Question

A sample of 1100 computer chips revealed that 58% of the chips fail in the first 1000 hours of their use. The company's promotional literature claimed that less than 61% fail in the first 1000 hours of their use. Is there sufficient evidence at the 0.01 level to support the company's claim?

State the null and alternative hypotheses for the above scenario.

Answer 1

Solution:

Here, we have to use one sample z test for the population proportion.

The null and alternative hypotheses for this test are given as below:

Null hypothesis: H0: About 61% fail in the first 1000 hours of their use.

Alternative hypothesis: Ha: Less than 61% fail in the first 1000 hours of their use.

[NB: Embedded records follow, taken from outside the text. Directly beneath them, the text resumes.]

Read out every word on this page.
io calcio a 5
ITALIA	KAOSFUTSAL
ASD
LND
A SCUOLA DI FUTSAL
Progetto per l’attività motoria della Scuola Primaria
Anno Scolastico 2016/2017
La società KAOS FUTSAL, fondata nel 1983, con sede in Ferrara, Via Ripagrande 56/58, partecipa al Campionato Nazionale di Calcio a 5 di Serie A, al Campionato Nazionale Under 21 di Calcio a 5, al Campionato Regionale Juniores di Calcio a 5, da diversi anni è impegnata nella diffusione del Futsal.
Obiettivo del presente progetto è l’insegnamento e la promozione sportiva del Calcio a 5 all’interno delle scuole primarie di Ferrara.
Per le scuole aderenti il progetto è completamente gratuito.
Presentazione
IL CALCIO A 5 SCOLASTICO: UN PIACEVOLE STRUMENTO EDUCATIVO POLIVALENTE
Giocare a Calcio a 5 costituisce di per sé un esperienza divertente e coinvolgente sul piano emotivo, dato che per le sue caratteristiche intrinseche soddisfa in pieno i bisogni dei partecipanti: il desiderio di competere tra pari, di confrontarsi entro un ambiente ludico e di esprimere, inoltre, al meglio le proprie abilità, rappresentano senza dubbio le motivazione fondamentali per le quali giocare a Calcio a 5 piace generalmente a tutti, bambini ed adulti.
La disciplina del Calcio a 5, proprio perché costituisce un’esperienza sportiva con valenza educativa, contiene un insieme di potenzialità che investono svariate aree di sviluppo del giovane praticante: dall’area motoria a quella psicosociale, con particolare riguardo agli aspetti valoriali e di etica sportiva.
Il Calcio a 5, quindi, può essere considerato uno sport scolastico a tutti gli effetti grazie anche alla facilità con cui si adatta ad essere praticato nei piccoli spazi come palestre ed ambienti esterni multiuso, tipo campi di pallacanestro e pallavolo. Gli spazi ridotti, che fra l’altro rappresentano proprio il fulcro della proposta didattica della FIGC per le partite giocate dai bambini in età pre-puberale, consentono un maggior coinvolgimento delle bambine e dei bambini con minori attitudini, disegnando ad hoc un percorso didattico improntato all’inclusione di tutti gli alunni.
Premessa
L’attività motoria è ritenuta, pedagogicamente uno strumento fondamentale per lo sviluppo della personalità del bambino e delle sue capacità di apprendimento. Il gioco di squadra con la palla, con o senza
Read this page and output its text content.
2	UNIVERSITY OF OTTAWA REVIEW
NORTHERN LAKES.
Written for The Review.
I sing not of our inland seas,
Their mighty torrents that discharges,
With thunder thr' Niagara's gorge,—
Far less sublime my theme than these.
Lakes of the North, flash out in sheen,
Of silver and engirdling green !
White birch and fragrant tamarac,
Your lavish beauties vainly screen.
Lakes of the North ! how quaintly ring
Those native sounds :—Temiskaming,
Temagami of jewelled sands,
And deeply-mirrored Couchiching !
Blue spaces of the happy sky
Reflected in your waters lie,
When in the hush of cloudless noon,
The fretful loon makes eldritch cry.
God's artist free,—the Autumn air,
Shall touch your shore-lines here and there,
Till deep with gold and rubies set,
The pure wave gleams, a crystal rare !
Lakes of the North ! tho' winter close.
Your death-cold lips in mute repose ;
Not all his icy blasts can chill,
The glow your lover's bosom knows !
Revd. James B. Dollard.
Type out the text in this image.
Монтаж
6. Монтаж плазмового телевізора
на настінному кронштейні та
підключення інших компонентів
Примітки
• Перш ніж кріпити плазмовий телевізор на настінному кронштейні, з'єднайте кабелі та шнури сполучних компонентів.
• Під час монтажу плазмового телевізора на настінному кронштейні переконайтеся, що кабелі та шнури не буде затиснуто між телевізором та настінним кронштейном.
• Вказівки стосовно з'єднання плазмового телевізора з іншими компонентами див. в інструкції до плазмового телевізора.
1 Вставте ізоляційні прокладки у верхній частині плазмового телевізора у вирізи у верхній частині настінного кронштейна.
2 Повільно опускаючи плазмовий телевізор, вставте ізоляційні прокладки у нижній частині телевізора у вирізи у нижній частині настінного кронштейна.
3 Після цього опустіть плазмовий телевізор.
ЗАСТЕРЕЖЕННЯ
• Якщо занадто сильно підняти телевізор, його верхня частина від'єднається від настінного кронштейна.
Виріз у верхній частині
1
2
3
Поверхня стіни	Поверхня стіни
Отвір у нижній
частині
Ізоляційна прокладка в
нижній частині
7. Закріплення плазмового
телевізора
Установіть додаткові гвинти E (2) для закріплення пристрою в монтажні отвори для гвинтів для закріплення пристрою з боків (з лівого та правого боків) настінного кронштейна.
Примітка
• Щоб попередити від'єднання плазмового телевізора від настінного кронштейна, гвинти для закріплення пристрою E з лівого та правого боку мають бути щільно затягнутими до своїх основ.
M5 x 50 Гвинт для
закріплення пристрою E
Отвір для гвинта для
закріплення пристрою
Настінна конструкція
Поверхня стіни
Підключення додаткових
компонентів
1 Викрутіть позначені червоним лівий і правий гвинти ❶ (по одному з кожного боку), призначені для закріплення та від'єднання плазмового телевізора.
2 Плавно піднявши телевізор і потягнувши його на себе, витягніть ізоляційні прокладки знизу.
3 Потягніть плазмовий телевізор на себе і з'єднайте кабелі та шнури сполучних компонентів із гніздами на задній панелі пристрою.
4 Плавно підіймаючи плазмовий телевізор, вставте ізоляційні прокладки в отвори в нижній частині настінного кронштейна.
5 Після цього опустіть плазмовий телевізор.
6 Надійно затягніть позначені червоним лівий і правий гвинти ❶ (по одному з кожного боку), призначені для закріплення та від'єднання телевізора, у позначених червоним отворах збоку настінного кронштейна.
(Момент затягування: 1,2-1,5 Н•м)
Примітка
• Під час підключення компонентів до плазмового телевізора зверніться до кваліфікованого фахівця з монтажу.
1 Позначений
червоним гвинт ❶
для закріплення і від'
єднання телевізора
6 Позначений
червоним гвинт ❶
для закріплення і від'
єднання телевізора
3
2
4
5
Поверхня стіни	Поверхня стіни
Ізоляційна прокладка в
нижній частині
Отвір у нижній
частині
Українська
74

H0: p = 0.61 versus Ha: p < 0.61

This is a lower tailed test.

We are given

Level of significance = α = 0.01

Test statistic formula for this test is given as below:

Z = (p̂ - p)/sqrt(pq/n)

Where, p̂ = Sample proportion, p is population proportion, q = 1 - p, and n is sample size

n = sample size = 1100

p̂ = x/n = 0.58

p = 0.61

q = 1 - p = 0.39

Z = (p̂ - p)/sqrt(pq/n)

Z = (0.58 - 0.61)/sqrt(0.61*0.39/1100)

Z = -2.0400

Test statistic = -2.0400

P-value = 0.0207

(by using z-table)

P-value > α = 0.01

So, we do not reject the null hypothesis

There is not sufficient evidence to conclude that Less than 61% fail in the first 1000 hours of their use.